Ознакомительная версия.
– Увы. Подлинник находится в Испании, в Фигерасе, – поправил я.
– Ну да, конечно, в Фигерасе! Как я мог ошибиться!
Фокусники. Очень много фокусников!
Я часто думаю: если бы у меня была картина «Время», я бы тоже часами смотрел на нее. И видел бы тех, кто есть, и тех, кто были. Плохие, хорошие, но видел бы всех. Кажется, Вирджиния Вульф написала: «Если живет, значит, это обязательно». У Маяковского сложнее: «Если звезды зажигают, значит, это кому-нибудь нужно». И я тогда вспоминаю портрет Маяковского в «Сташ-кафе» и художницу с рамкой без холста.
Через день Билл узнал адрес дома, который купил Самоцветов.
Из гостиницы я выехал в десять утра. Дорогу в Сант-Агату я помнил; будучи в Монреале, я пару раз ездил туда в немецкий ресторан на берегу озера. Около двенадцати я свернул с трансканадской дороги на улицу «Принсипаль», действительно главную улицу маленького живописного городка Сант-Агата де Мон. Повернул сначала на «Нантель» потом на «Норманди» и остановился около дома, номер которого назвал мне Билл.
Дверь открыла женщина лет тридцати в легком пестром платьице и в тапочках.
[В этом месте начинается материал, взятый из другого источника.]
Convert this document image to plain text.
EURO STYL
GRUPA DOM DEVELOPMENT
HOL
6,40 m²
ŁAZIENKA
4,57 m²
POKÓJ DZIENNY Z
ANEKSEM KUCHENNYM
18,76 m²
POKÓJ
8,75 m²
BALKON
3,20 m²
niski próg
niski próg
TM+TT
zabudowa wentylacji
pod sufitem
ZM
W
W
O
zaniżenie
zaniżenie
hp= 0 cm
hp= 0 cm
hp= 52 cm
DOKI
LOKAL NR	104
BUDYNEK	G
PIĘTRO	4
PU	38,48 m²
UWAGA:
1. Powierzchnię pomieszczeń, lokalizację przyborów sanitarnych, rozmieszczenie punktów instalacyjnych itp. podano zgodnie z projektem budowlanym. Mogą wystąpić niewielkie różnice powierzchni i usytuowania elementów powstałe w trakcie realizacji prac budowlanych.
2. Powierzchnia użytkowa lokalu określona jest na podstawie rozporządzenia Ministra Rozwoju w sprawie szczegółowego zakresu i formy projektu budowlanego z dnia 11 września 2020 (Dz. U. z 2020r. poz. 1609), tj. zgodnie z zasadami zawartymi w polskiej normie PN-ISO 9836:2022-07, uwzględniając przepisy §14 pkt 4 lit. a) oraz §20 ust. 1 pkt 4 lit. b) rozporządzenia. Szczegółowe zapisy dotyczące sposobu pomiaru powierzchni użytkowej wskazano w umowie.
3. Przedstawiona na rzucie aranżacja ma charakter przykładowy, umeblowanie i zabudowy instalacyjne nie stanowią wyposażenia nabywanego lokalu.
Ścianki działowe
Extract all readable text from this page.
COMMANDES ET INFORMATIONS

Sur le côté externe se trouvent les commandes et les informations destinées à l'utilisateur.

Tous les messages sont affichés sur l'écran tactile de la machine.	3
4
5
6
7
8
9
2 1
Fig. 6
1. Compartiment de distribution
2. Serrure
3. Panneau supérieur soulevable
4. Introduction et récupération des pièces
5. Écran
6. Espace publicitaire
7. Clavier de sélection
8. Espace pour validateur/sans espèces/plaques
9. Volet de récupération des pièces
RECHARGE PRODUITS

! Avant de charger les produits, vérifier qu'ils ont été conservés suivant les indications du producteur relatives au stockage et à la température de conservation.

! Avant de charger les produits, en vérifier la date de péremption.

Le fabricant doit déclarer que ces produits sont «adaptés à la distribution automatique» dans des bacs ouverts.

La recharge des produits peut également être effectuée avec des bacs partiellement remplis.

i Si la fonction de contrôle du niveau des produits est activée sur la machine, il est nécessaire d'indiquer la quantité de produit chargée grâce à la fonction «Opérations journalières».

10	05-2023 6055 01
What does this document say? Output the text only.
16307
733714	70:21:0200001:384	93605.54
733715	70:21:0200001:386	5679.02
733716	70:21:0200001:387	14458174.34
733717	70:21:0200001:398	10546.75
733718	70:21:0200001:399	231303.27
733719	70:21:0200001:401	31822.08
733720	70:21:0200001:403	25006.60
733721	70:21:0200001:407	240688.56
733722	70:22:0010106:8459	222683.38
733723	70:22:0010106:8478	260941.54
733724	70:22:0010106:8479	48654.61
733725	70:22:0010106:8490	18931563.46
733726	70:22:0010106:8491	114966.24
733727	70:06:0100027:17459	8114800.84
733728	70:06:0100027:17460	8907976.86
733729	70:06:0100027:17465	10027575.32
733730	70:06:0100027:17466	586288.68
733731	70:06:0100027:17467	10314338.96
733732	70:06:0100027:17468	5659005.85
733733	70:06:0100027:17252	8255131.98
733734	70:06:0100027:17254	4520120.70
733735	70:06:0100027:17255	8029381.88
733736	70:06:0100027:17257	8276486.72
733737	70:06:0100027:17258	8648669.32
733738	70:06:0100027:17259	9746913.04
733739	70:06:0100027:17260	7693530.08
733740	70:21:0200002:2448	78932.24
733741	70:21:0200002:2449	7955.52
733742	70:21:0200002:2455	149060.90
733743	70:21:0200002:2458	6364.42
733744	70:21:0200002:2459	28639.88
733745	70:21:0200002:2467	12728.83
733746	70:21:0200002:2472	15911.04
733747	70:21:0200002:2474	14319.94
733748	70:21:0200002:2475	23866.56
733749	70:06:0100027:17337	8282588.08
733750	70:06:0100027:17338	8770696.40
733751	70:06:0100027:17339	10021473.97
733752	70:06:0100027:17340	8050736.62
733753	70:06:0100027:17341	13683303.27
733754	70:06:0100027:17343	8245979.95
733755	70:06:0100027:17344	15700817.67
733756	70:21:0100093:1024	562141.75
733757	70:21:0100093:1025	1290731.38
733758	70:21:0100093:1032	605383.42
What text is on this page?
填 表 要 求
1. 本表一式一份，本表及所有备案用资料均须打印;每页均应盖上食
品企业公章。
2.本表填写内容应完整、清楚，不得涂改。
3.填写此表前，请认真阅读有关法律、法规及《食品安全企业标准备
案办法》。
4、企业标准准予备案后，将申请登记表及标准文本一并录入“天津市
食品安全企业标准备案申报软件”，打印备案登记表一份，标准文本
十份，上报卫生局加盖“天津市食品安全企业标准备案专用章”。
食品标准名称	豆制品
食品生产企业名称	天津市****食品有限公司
– Игорь дома? – небрежно бросил я. Так спрашивают друзей, которых не видел дня два.
– Дома, дома. Сейчас позову.
Из комнаты появился Игорь.
Я не видел его лет двадцать, а то и больше. Но узнать его было можно. Он посмотрел на меня и начал соображать, кто я.
– Лонов. Не узнал?
– Женька. Сразу не узнал, а вот присмотрелся… Годы.
– Годы, – согласился я. – Я тебя на улице не узнал бы. А вот тоже присмотрелся…
– Заходи, заходи. На веранду.
Женщина стояла рядом и улыбалась.
– Марфуша, нам бы отметить встречу, – распорядился Игорь. – Это мой бывший коллега. Женя Лонов.
Мы прошли на веранду. Полукруглой формы, она выходила на озеро. В этом месте озеро было нешироким, и был виден другой берег.
Появилась Марфуша с бутылкой коньяка, поставила на стол между креслами и удалилась.
– Как ты меня нашел?
– Случайно. Узнал, что некто Игорь Семицветов торгует картинами. Спросил адрес у одной дамы в Монреале.
– Верно-верно, – заспешил Игорь. – Только вот «не торгую», а «торговал»… Давай за встречу. На обед останешься?
– Останусь.
– Вот и отлично.
Он открыл дверь. позвал:
– Дуняша.
Снова появилась его супруга, на сей раз в туфлях.
– Женька у нас останется. Давай готовь обед.
Она ушла.
– Как ее зовут? – удивился я. – То Марфуша, теперь Дуняша.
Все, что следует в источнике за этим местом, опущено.